Are you having trouble with your customers paying on time? You wouldn’t be the only business with this problem. One of the biggest issues for small businesses is getting paid.
Cash flow problems have a flow-on effect that can threaten a business’s survival.
Poor cash flow can mean you are late to pay your own suppliers or utilities, it can mean you have to under-order inventory, it can even mean you are forced to cut back on staff or reduce your own pay cheque.
So how can you fix this?
Let’s look at ways you can improve your invoicing, encourage your customers to pay promptly and make sure you have enough money coming in when you need.
Before you offer credit to your customer, make sure you negotiate your payment terms. Of course, the shorter the term, the quicker the payment will be made. Though, in some instances you will be tied to what is standard for your industry.
What is important is that the customer understands what the terms are and agrees to these terms before you start dealing with them.
But remember, always ensure that the payment terms are on each invoice. And you can go one step farther. Insert the actual due date in addition to the payment terms. This is often more effective than the payment terms alone.
One of my customers changed their payment terms from 30 days to 14 days and notified their customers by email. They stated that given they are a small business the 30-day terms had a large impact.
They expected customers to push back.
To their surprise, customers generally accepted the new terms. Now, while invoices aren’t always paid within 14 days every time, the majority are paid before the 30-day period.
Don’t give your customers any excuses not to pay on time. Payment terms usually state that payment is due within a certain time frame from receiving a correct and complete invoice. Ensure that you have all the information they need to pay on the invoice to prevent delays from reissuing invoices.
Include the following information on every invoice:
• complete detail of the work completed or goods provided
• a purchase number if they have provided one
• the actual due date – for example, if the invoice is issued on 1 September and the payment terms are 14 days, insert the due date as 15 September
• all the available payment options.
Many companies also require details such as business number, registered address, tax status (if registered for goods and services tax the invoice must state ‘tax invoice’) and business contact details, so it doesn’t hurt to add these too.
Ask your customer what information they need on the invoice before you issue it.
The faster you invoice the customer, the earlier they will need to pay to obey the payment terms.
Prepare to issue invoices when each job or sale is completed, delivered or sold – not at the end of the week or month.
That way the payment terms start as early as possible and will ensure that invoices are not missed or overlooked.
Consider emailing your invoices directly to the person responsible for making the payment – the finance area – for faster turnaround time.

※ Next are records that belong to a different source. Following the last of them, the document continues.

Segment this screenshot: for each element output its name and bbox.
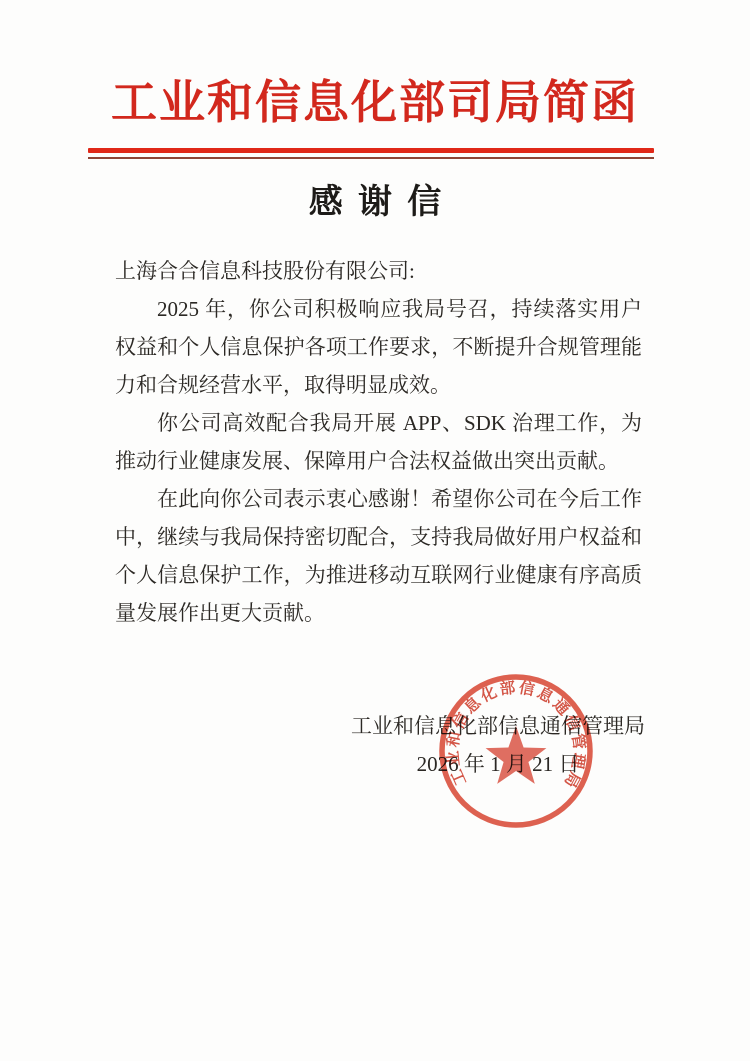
signature-date: 2026 年 1 月 21 日 [298,745,698,783]
body-paragraph: 2025 年，你公司积极响应我局号召，持续落实用户权益和个人信息保护各项工作要求… [115,290,642,404]
masthead-title: 工业和信息化部司局简函 [0,66,750,132]
body-paragraph: 你公司高效配合我局开展 APP、SDK 治理工作，为推动行业健康发展、保障用户合… [115,404,642,480]
signature-org: 工业和信息化部信息通信管理局 [298,707,698,745]
letter-body: 上海合合信息科技股份有限公司: 2025 年，你公司积极响应我局号召，持续落实用… [115,252,642,632]
signature-block: 工业和信息化部信息通信管理局 2026 年 1 月 21 日 [298,707,698,783]
letter-heading: 感谢信 [0,174,750,223]
recipient-line: 上海合合信息科技股份有限公司: [115,252,642,290]
masthead-rule-thin [88,157,654,159]
masthead-rule-thick [88,148,654,153]
letter-page: 工业和信息化部司局简函 感谢信 上海合合信息科技股份有限公司: 2025 年，你… [0,0,750,1061]
body-paragraph: 在此向你公司表示衷心感谢！希望你公司在今后工作中，继续与我局保持密切配合，支持我… [115,480,642,632]
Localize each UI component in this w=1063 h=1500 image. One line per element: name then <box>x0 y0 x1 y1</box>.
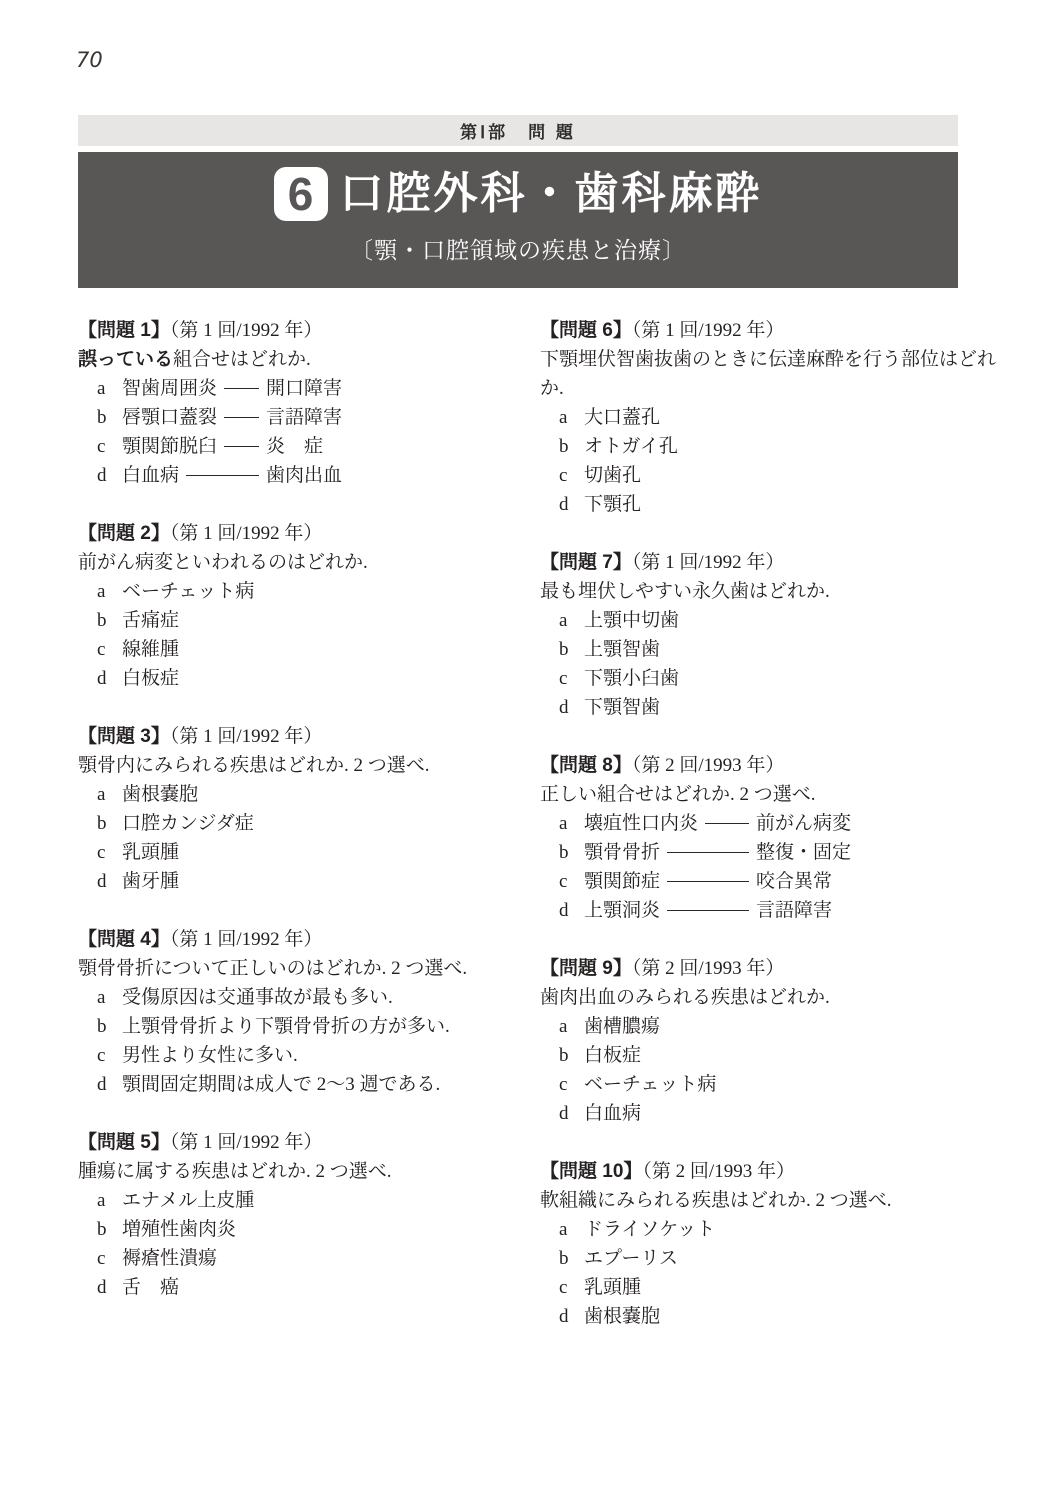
pair-left-term: 唇顎口蓋裂 <box>122 403 217 432</box>
option-row: a歯槽膿瘍 <box>540 1012 1000 1041</box>
chapter-title: 口腔外科・歯科麻酔 <box>340 168 763 221</box>
option-text: 歯牙腫 <box>122 867 514 896</box>
question-block: 【問題 10】（第 2 回/1993 年）軟組織にみられる疾患はどれか. 2 つ… <box>540 1157 1000 1331</box>
option-pair: 智歯周囲炎開口障害 <box>122 374 344 403</box>
option-letter: c <box>559 867 584 896</box>
option-letter: a <box>559 809 584 838</box>
option-text: 乳頭腫 <box>584 1273 1000 1302</box>
question-stem-text: 下顎埋伏智歯抜歯のときに伝達麻酔を行う部位はどれか. <box>540 349 996 399</box>
question-header: 【問題 10】（第 2 回/1993 年） <box>540 1157 1000 1186</box>
dash-line <box>667 852 749 853</box>
option-letter: a <box>97 780 122 809</box>
question-source: （第 1 回/1992 年） <box>170 726 323 747</box>
option-letter: c <box>97 432 122 461</box>
pair-right-term: 前がん病変 <box>756 809 852 838</box>
option-row: b上顎骨骨折より下顎骨骨折の方が多い. <box>78 1012 514 1041</box>
dash-line <box>667 910 749 911</box>
question-label: 【問題 10】 <box>540 1161 642 1182</box>
question-source: （第 2 回/1993 年） <box>632 755 785 776</box>
option-row: d上顎洞炎言語障害 <box>540 896 1000 925</box>
question-stem-text: 顎骨内にみられる疾患はどれか. 2 つ選べ. <box>78 755 430 776</box>
question-stem-text: 最も埋伏しやすい永久歯はどれか. <box>540 581 830 602</box>
pair-right-term: 開口障害 <box>266 374 344 403</box>
option-row: b顎骨骨折整復・固定 <box>540 838 1000 867</box>
option-row: c乳頭腫 <box>540 1273 1000 1302</box>
question-source: （第 1 回/1992 年） <box>170 1132 323 1153</box>
option-text: 白板症 <box>122 664 514 693</box>
question-label: 【問題 9】 <box>540 958 632 979</box>
question-stem: 最も埋伏しやすい永久歯はどれか. <box>540 577 1000 606</box>
option-text: 顎間固定期間は成人で 2～3 週である. <box>122 1070 514 1099</box>
option-row: d舌 癌 <box>78 1273 514 1302</box>
question-source: （第 2 回/1993 年） <box>632 958 785 979</box>
option-text: 下顎小臼歯 <box>584 664 1000 693</box>
option-letter: b <box>559 635 584 664</box>
option-row: d顎間固定期間は成人で 2～3 週である. <box>78 1070 514 1099</box>
option-row: b舌痛症 <box>78 606 514 635</box>
pair-right-term: 言語障害 <box>266 403 344 432</box>
option-letter: b <box>97 1215 122 1244</box>
question-stem: 顎骨骨折について正しいのはどれか. 2 つ選べ. <box>78 954 514 983</box>
question-block: 【問題 5】（第 1 回/1992 年）腫瘍に属する疾患はどれか. 2 つ選べ.… <box>78 1128 514 1302</box>
question-stem-text: 顎骨骨折について正しいのはどれか. 2 つ選べ. <box>78 958 467 979</box>
pair-right-term: 整復・固定 <box>756 838 852 867</box>
option-letter: b <box>559 838 584 867</box>
option-row: d白血病歯肉出血 <box>78 461 514 490</box>
option-letter: b <box>97 809 122 838</box>
option-text: ベーチェット病 <box>584 1070 1000 1099</box>
option-letter: a <box>97 577 122 606</box>
option-row: d歯牙腫 <box>78 867 514 896</box>
option-pair: 壊疽性口内炎前がん病変 <box>584 809 852 838</box>
option-letter: d <box>559 490 584 519</box>
option-text: 白血病 <box>584 1099 1000 1128</box>
option-letter: c <box>559 664 584 693</box>
pair-left-term: 壊疽性口内炎 <box>584 809 698 838</box>
dash-line <box>705 823 749 824</box>
option-text: 口腔カンジダ症 <box>122 809 514 838</box>
part-bar-label: 第Ⅰ部 問 題 <box>460 118 576 143</box>
option-text: 線維腫 <box>122 635 514 664</box>
option-letter: b <box>559 1041 584 1070</box>
option-letter: c <box>97 1041 122 1070</box>
pair-left-term: 顎骨骨折 <box>584 838 660 867</box>
question-block: 【問題 1】（第 1 回/1992 年）誤っている組合せはどれか.a智歯周囲炎開… <box>78 316 514 490</box>
option-letter: d <box>559 896 584 925</box>
option-row: a受傷原因は交通事故が最も多い. <box>78 983 514 1012</box>
option-letter: c <box>97 838 122 867</box>
option-text: 歯根嚢胞 <box>122 780 514 809</box>
option-pair: 顎関節脱臼炎 症 <box>122 432 344 461</box>
question-label: 【問題 2】 <box>78 523 170 544</box>
question-block: 【問題 2】（第 1 回/1992 年）前がん病変といわれるのはどれか.aベーチ… <box>78 519 514 693</box>
option-row: b上顎智歯 <box>540 635 1000 664</box>
dash-line <box>224 417 259 418</box>
option-letter: b <box>559 432 584 461</box>
option-row: d歯根嚢胞 <box>540 1302 1000 1331</box>
question-source: （第 1 回/1992 年） <box>170 929 323 950</box>
question-label: 【問題 4】 <box>78 929 170 950</box>
option-row: a大口蓋孔 <box>540 403 1000 432</box>
option-letter: b <box>97 1012 122 1041</box>
question-label: 【問題 6】 <box>540 320 632 341</box>
question-source: （第 1 回/1992 年） <box>170 320 323 341</box>
question-header: 【問題 2】（第 1 回/1992 年） <box>78 519 514 548</box>
option-text: 切歯孔 <box>584 461 1000 490</box>
option-letter: c <box>97 635 122 664</box>
pair-left-term: 顎関節脱臼 <box>122 432 217 461</box>
pair-right-term: 言語障害 <box>756 896 852 925</box>
chapter-band: 6 口腔外科・歯科麻酔 〔顎・口腔領域の疾患と治療〕 <box>78 152 958 288</box>
question-stem: 歯肉出血のみられる疾患はどれか. <box>540 983 1000 1012</box>
option-row: bオトガイ孔 <box>540 432 1000 461</box>
option-letter: d <box>559 1099 584 1128</box>
question-header: 【問題 3】（第 1 回/1992 年） <box>78 722 514 751</box>
pair-right-term: 炎 症 <box>266 432 344 461</box>
option-row: c褥瘡性潰瘍 <box>78 1244 514 1273</box>
question-stem-bold: 誤っている <box>78 349 173 370</box>
question-stem: 下顎埋伏智歯抜歯のときに伝達麻酔を行う部位はどれか. <box>540 345 1000 403</box>
question-stem: 腫瘍に属する疾患はどれか. 2 つ選べ. <box>78 1157 514 1186</box>
pair-right-term: 歯肉出血 <box>266 461 344 490</box>
option-pair: 唇顎口蓋裂言語障害 <box>122 403 344 432</box>
option-text: 上顎骨骨折より下顎骨骨折の方が多い. <box>122 1012 514 1041</box>
option-row: c顎関節脱臼炎 症 <box>78 432 514 461</box>
chapter-number-badge: 6 <box>274 167 328 221</box>
option-letter: d <box>559 1302 584 1331</box>
question-block: 【問題 3】（第 1 回/1992 年）顎骨内にみられる疾患はどれか. 2 つ選… <box>78 722 514 896</box>
option-row: aベーチェット病 <box>78 577 514 606</box>
option-letter: a <box>97 983 122 1012</box>
option-row: c顎関節症咬合異常 <box>540 867 1000 896</box>
option-text: 褥瘡性潰瘍 <box>122 1244 514 1273</box>
option-letter: c <box>559 461 584 490</box>
option-row: d下顎孔 <box>540 490 1000 519</box>
dash-line <box>667 881 749 882</box>
question-stem-text: 前がん病変といわれるのはどれか. <box>78 552 368 573</box>
question-block: 【問題 7】（第 1 回/1992 年）最も埋伏しやすい永久歯はどれか.a上顎中… <box>540 548 1000 722</box>
option-text: 下顎孔 <box>584 490 1000 519</box>
question-block: 【問題 6】（第 1 回/1992 年）下顎埋伏智歯抜歯のときに伝達麻酔を行う部… <box>540 316 1000 519</box>
option-text: ベーチェット病 <box>122 577 514 606</box>
option-row: c男性より女性に多い. <box>78 1041 514 1070</box>
option-row: c下顎小臼歯 <box>540 664 1000 693</box>
option-pair: 上顎洞炎言語障害 <box>584 896 852 925</box>
option-letter: d <box>559 693 584 722</box>
pair-right-term: 咬合異常 <box>756 867 852 896</box>
questions-area: 【問題 1】（第 1 回/1992 年）誤っている組合せはどれか.a智歯周囲炎開… <box>78 316 1000 1360</box>
option-text: 舌 癌 <box>122 1273 514 1302</box>
option-text: 大口蓋孔 <box>584 403 1000 432</box>
question-stem-text: 歯肉出血のみられる疾患はどれか. <box>540 987 830 1008</box>
question-stem-text: 軟組織にみられる疾患はどれか. 2 つ選べ. <box>540 1190 892 1211</box>
option-letter: c <box>559 1273 584 1302</box>
option-row: c切歯孔 <box>540 461 1000 490</box>
chapter-title-row: 6 口腔外科・歯科麻酔 <box>78 167 958 221</box>
question-source: （第 2 回/1993 年） <box>642 1161 795 1182</box>
option-text: 受傷原因は交通事故が最も多い. <box>122 983 514 1012</box>
question-source: （第 1 回/1992 年） <box>632 552 785 573</box>
question-header: 【問題 7】（第 1 回/1992 年） <box>540 548 1000 577</box>
option-letter: c <box>559 1070 584 1099</box>
option-row: b口腔カンジダ症 <box>78 809 514 838</box>
question-stem: 軟組織にみられる疾患はどれか. 2 つ選べ. <box>540 1186 1000 1215</box>
option-text: エプーリス <box>584 1244 1000 1273</box>
question-stem-text: 正しい組合せはどれか. 2 つ選べ. <box>540 784 816 805</box>
option-text: 歯根嚢胞 <box>584 1302 1000 1331</box>
option-text: 上顎智歯 <box>584 635 1000 664</box>
question-stem: 正しい組合せはどれか. 2 つ選べ. <box>540 780 1000 809</box>
option-letter: d <box>97 867 122 896</box>
question-header: 【問題 6】（第 1 回/1992 年） <box>540 316 1000 345</box>
option-letter: a <box>97 1186 122 1215</box>
question-header: 【問題 9】（第 2 回/1993 年） <box>540 954 1000 983</box>
option-letter: c <box>97 1244 122 1273</box>
question-block: 【問題 9】（第 2 回/1993 年）歯肉出血のみられる疾患はどれか.a歯槽膿… <box>540 954 1000 1128</box>
option-row: d下顎智歯 <box>540 693 1000 722</box>
option-letter: d <box>97 664 122 693</box>
option-text: 舌痛症 <box>122 606 514 635</box>
option-row: a歯根嚢胞 <box>78 780 514 809</box>
question-block: 【問題 8】（第 2 回/1993 年）正しい組合せはどれか. 2 つ選べ.a壊… <box>540 751 1000 925</box>
option-text: オトガイ孔 <box>584 432 1000 461</box>
dash-line <box>186 475 259 476</box>
option-row: a智歯周囲炎開口障害 <box>78 374 514 403</box>
option-row: aドライソケット <box>540 1215 1000 1244</box>
option-row: c線維腫 <box>78 635 514 664</box>
question-source: （第 1 回/1992 年） <box>632 320 785 341</box>
option-text: 歯槽膿瘍 <box>584 1012 1000 1041</box>
page-number: 70 <box>76 48 103 72</box>
question-block: 【問題 4】（第 1 回/1992 年）顎骨骨折について正しいのはどれか. 2 … <box>78 925 514 1099</box>
option-text: 上顎中切歯 <box>584 606 1000 635</box>
question-label: 【問題 8】 <box>540 755 632 776</box>
option-row: cベーチェット病 <box>540 1070 1000 1099</box>
question-header: 【問題 1】（第 1 回/1992 年） <box>78 316 514 345</box>
question-label: 【問題 1】 <box>78 320 170 341</box>
option-pair: 顎骨骨折整復・固定 <box>584 838 852 867</box>
question-label: 【問題 7】 <box>540 552 632 573</box>
pair-left-term: 白血病 <box>122 461 179 490</box>
option-row: aエナメル上皮腫 <box>78 1186 514 1215</box>
question-source: （第 1 回/1992 年） <box>170 523 323 544</box>
option-row: a壊疽性口内炎前がん病変 <box>540 809 1000 838</box>
option-row: b増殖性歯肉炎 <box>78 1215 514 1244</box>
question-stem: 前がん病変といわれるのはどれか. <box>78 548 514 577</box>
option-letter: a <box>559 1012 584 1041</box>
pair-left-term: 上顎洞炎 <box>584 896 660 925</box>
pair-left-term: 智歯周囲炎 <box>122 374 217 403</box>
question-label: 【問題 5】 <box>78 1132 170 1153</box>
option-text: 下顎智歯 <box>584 693 1000 722</box>
option-letter: a <box>97 374 122 403</box>
option-pair: 白血病歯肉出血 <box>122 461 344 490</box>
option-row: d白板症 <box>78 664 514 693</box>
pair-left-term: 顎関節症 <box>584 867 660 896</box>
option-letter: b <box>97 606 122 635</box>
questions-left-column: 【問題 1】（第 1 回/1992 年）誤っている組合せはどれか.a智歯周囲炎開… <box>78 316 514 1360</box>
questions-right-column: 【問題 6】（第 1 回/1992 年）下顎埋伏智歯抜歯のときに伝達麻酔を行う部… <box>540 316 1000 1360</box>
option-text: 乳頭腫 <box>122 838 514 867</box>
option-letter: a <box>559 403 584 432</box>
option-letter: d <box>97 461 122 490</box>
question-stem-text: 腫瘍に属する疾患はどれか. 2 つ選べ. <box>78 1161 392 1182</box>
option-text: 増殖性歯肉炎 <box>122 1215 514 1244</box>
option-text: 白板症 <box>584 1041 1000 1070</box>
chapter-subtitle: 〔顎・口腔領域の疾患と治療〕 <box>78 232 958 265</box>
question-header: 【問題 5】（第 1 回/1992 年） <box>78 1128 514 1157</box>
option-letter: a <box>559 606 584 635</box>
option-row: b白板症 <box>540 1041 1000 1070</box>
option-text: エナメル上皮腫 <box>122 1186 514 1215</box>
question-stem-text: 組合せはどれか. <box>173 349 311 370</box>
option-letter: a <box>559 1215 584 1244</box>
option-letter: b <box>559 1244 584 1273</box>
option-row: bエプーリス <box>540 1244 1000 1273</box>
option-text: ドライソケット <box>584 1215 1000 1244</box>
question-stem: 誤っている組合せはどれか. <box>78 345 514 374</box>
option-letter: b <box>97 403 122 432</box>
part-bar: 第Ⅰ部 問 題 <box>78 115 958 146</box>
question-label: 【問題 3】 <box>78 726 170 747</box>
option-row: c乳頭腫 <box>78 838 514 867</box>
option-letter: d <box>97 1070 122 1099</box>
option-row: a上顎中切歯 <box>540 606 1000 635</box>
option-row: d白血病 <box>540 1099 1000 1128</box>
option-letter: d <box>97 1273 122 1302</box>
option-text: 男性より女性に多い. <box>122 1041 514 1070</box>
question-header: 【問題 4】（第 1 回/1992 年） <box>78 925 514 954</box>
option-pair: 顎関節症咬合異常 <box>584 867 852 896</box>
dash-line <box>224 446 259 447</box>
question-stem: 顎骨内にみられる疾患はどれか. 2 つ選べ. <box>78 751 514 780</box>
option-row: b唇顎口蓋裂言語障害 <box>78 403 514 432</box>
dash-line <box>224 388 259 389</box>
question-header: 【問題 8】（第 2 回/1993 年） <box>540 751 1000 780</box>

If you opt for ‘read receipt’ on the email you will know that they have received the invoice.
For higher paying jobs or longer-term projects, consider requesting progress payments.
For example, if you provide a consulting service over a 6 month period, you may consider payment terms such as 30% upfront, 50% on provision of first draft of final report, and 20% on completion of the work.
This will improve your cash flow and reduce the risk of non-payment on projects with a larger dollar value.
For longer-term projects or special order goods or services, you may want to negotiate an upfront payment.
This is standard in certain industries. For example, when you order a new piece of furniture to be specially made, you’re often required to pay a deposit upfront before you fully pay for the furniture when the project is completed.
In cases like this, the deposit might help the business to purchase stock to complete the work without having to draw from its own funds. It also reduces the risk of customers backing out and not paying.
Although many of us don’t like to pay bank charges for things like EFTPOS and credit card processing, investing in the convenience of these services can work out cheaper in the long run.
Electronic banking saves you time chasing payments and running to the bank to deposit cash or cheques. Plus, if you make it easy for the customer to pay by diversifying options, such as adding direct payment into a bank account or credit card payment, they’re likely to pay quicker.
You can influence your customers’ behaviour by implementing procedures on late payments.
You know the saying ‘the squeaky wheel gets the most oil’? Have a system that sends reminders frequently. Most bookkeeping systems can do this automatically, you just need to set it up.
If you don’t chase late payers, your customers may pay someone else before they pay you.
If you have a repeat late payment offender, consider if their business is worth the time, effort and stress you spend chasing payments. It might be more effective to stop doing business with them and use this time and effort to secure new customers that will stick to your payment terms.
Although we tend to focus very much on securing sales in business, it is equally important – if not more – to receive prompt payment. Your business can’t function without good cash flow. A few late payments could be devastating to your business, not to mention your stress levels.
It’s never a bad time to implement these invoicing and the associated procedures into your business. This will up your chances of being paid sooner and improve your business’s cash flow so you don’t fall behind and find yourself making sacrifices.